Charles concludes his process of maturation when he returns to Brideshead while working as a captain in the military. After going through so much with the Marchmaims, his wife, painting, and the war Charles has gained much wisdom in life. Charles Ryder feels as if he has gone through it all and seen all he needs to see to know who he is. In his own words he states, “Here at the ago of thirty-nine I began to be old” (5). Charles is finding himself in a slightly depressed state because he has no more loves in life. Living has become a routine. At this point when he needs it most, fate brings him back to Brideshead. This return is substantial because Mr. Ryder is returning to a place that played a huge role in shaping who he is today. The majority of the novel is of Charles’s memories of time when Brideshead was an important part of his life. Much of his transformation occurred at Brideshead, and Charles realizes the significance of this return.

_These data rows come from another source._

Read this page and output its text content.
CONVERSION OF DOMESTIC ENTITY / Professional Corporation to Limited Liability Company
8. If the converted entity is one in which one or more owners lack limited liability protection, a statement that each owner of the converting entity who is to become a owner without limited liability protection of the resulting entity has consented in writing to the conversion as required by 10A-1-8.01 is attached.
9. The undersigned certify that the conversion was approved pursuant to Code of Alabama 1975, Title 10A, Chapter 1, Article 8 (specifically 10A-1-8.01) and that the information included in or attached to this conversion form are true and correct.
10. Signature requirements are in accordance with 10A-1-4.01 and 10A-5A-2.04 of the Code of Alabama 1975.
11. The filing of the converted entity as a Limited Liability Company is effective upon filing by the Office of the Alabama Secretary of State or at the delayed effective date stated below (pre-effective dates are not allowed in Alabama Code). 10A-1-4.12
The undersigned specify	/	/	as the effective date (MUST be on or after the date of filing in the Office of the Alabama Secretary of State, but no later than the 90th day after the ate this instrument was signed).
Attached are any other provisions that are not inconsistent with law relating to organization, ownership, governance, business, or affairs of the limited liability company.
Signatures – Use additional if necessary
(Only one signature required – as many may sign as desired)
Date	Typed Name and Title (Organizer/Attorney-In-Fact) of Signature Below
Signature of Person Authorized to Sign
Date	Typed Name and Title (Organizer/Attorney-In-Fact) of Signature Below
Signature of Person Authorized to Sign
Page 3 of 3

His life was shaped by events relating to Brideshead and the revisiting it brings back memories and keeps Charles remembering the past. Soon after his return to Brideshead a fellow officer noted to Charles, “You’re looking unusually cheerful to-day” (351). Charles is remembering the times he spent at Brideshead, and is returning to a place he will never forget. The return to Brideshead finishes the process of transformation for Charles, because he now knows who he is and how he became that way.
As Charles progresses through life, he endures the model process of separation, initiation and return. He tackles much in life and learns from times gone by, enabling him to better understand himself and others. The more Charles travels through life, the more wisdom he gains, but he never leaves the past behind him. The archetypal transformation includes a return. Charles’s return is symbolic and literal when he returns to Brideshead and reflects upon his yesteryear. Finally, at the age of 39, he completes his journey to understanding his life and the lives of people close to him. Charles has reached his point of self-satisfaction, just as we all hope to do someday in life.